In a letter to federal lawmakers, the National Restaurant Association lays out bleak findings from a survey it conducted in April. Across the U.S., eight million restaurant employees have been laid off or furloughed. That’s two out of every three restaurant jobs. In March, the food service industry lost $30 billion in revenue, and will likely lose another $50 billion by the end of April.

Four out of every 10 restaurants have closed, “some with no hope of reopening,” the letter reads.

In Pennsylvania, the survey found that 96 percent of restaurant operators have already laid off or furloughed employees, on average reducing staff by 85 percent. Eleven percent say they expect to lay off or furlough even more employees over the next 30 days.

Based on those results, the National Restaurant Association estimates that more than 8 out of every 10 employees who were working in the restaurant industry in Pennsylvania in February have now lost those jobs, accounting for more than 332,000 people.

Restaurant operators in PA reported, on average, an 82 percent decrease in sales in early April. If that trend continues, the local industry will lose more than $1.8 billion in sales by the end of the month.

About half of Pennsylvania’s restaurants are open for takeout and delivery while dining rooms are closed. One percent of operators say their restaurants are closed permanently, compared to three percent nationally, and another three percent in PA expect to close permanently within the next 30 days.

Nationally, 60 percent of restaurant owners think that federal relief programs already in place, like the CARES Act, are not enough to let them keep employees on the payroll.

“The restaurant industry has been the hardest hit by the coronavirus mandates — suffering more sales and job losses than any other industry in the country. As past recoveries have proven, we will be one of the slowest to bounce back. For an industry with sales that exceed the agriculture, airline, railroad, ground transportation, and spectator sports industries combined, a restaurant relief and recovery program is desperately needed,” the National Restaurant Association writes in its letter to Congress.

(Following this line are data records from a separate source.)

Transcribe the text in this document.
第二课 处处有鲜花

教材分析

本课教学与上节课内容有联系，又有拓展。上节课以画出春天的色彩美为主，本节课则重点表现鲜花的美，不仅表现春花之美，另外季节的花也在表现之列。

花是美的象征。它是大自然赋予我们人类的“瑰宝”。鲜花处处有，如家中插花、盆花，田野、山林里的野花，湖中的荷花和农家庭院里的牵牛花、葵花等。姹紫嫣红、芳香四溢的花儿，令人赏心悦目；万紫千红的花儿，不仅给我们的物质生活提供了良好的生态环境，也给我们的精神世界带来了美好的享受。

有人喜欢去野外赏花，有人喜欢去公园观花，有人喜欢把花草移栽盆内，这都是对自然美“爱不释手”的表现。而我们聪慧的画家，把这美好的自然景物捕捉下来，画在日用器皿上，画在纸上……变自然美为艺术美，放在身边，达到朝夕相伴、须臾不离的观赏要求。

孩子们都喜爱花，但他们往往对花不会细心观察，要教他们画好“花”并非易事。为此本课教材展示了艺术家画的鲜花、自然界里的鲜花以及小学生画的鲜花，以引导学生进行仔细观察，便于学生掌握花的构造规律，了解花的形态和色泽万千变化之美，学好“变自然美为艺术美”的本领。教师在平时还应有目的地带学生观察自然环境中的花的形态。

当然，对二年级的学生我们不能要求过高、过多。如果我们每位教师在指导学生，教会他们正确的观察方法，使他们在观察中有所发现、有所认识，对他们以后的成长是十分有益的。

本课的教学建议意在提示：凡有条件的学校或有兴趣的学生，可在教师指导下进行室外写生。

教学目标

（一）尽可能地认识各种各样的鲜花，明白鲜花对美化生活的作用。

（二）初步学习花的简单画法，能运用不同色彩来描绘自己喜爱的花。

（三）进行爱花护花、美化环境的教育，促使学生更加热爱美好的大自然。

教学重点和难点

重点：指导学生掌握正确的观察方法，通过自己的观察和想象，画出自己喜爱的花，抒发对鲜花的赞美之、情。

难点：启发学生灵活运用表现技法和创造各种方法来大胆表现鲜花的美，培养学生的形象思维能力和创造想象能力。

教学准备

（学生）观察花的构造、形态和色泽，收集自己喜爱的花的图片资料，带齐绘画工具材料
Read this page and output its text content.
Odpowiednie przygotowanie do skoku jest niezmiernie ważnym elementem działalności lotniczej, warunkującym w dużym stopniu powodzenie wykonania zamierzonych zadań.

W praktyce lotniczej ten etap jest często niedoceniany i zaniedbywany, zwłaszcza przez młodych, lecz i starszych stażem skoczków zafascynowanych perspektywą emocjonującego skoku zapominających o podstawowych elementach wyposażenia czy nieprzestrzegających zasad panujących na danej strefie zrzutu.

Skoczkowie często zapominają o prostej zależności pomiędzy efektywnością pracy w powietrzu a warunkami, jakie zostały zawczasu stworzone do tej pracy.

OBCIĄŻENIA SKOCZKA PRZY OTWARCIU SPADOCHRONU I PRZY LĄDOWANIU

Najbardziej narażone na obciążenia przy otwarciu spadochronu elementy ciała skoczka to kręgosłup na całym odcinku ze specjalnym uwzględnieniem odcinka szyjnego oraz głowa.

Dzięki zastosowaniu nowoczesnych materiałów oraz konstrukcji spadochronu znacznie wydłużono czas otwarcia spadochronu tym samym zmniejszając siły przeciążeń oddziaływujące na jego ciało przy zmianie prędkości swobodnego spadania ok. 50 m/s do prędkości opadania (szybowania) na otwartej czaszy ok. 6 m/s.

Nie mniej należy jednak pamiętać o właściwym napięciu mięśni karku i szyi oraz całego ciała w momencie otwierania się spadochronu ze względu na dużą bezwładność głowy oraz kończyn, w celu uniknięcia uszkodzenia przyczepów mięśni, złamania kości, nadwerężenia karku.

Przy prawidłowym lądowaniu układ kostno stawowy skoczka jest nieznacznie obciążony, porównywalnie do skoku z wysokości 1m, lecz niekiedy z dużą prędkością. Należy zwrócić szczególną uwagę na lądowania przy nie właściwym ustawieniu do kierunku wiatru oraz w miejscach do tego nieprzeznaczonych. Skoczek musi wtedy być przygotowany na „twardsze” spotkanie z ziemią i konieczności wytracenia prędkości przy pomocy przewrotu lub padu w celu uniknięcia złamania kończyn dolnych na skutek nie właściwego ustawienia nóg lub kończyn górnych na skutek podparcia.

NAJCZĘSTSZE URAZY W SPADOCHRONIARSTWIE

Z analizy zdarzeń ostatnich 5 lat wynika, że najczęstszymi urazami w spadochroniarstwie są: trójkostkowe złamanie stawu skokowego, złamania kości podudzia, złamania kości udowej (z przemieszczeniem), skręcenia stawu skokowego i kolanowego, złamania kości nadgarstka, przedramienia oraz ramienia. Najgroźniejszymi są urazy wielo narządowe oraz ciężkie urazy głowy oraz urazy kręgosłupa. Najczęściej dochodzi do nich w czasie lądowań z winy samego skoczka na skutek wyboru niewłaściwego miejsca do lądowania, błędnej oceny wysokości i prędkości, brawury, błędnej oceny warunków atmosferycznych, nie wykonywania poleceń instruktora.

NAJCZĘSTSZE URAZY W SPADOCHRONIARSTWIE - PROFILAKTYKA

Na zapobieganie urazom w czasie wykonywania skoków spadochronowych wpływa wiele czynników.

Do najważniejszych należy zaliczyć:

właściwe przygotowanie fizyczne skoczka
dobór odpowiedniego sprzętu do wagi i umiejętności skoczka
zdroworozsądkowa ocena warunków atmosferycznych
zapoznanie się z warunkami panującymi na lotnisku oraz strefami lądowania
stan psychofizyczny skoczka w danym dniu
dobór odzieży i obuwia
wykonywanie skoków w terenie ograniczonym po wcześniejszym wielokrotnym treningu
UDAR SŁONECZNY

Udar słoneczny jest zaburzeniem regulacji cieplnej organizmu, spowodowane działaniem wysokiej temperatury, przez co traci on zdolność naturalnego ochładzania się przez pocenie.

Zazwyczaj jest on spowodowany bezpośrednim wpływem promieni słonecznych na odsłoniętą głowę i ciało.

The association is asking for a grant program where restaurant owners can apply for funds through the end of 2020. It also wants more money put into the Paycheck Protection Program, which offers federal relief in the form of loans to small businesses, as well as a restructuring of the program, which the NRA says doesn’t make sense for restaurants, especially not now. The PPP has an eight-week loan period, but restaurants are still under stay-at-home orders, many of which don’t have an official end date yet. Even when those orders end, “it will take some weeks — or months — for restaurants to ramp up operations (restock inventory, recruit and retrain staff, comply with new health codes, etc.),” the NRA explains in its Blueprint for Recovery.

The organization also wants changes to the PPP stipulation that at least 75 percent of a loan must be spent on payroll: “For an industry crippled by the current crisis with vastly scaled-back operations and skeleton workforces — if at all — this rule severely limits the benefit to restaurant owners.”

Additionally, the plan proposes tax credits or a grant program for restaurants that need to make changes to their facilities to follow new health and safety guidelines, like continued social distancing, enhanced sanitization, and ongoing use of personal protection equipment and disposable products.

“The national shutdown is a devastating blow to the hospitality industry, which is one of the largest in the state,” says John Longstreet, president and CEO of the Pennsylvania Restaurant & Lodging Association. “The profit losses and furloughs are quite shattering. We’re confident we can recover from this, but a proper recovery will require assistance and patience.”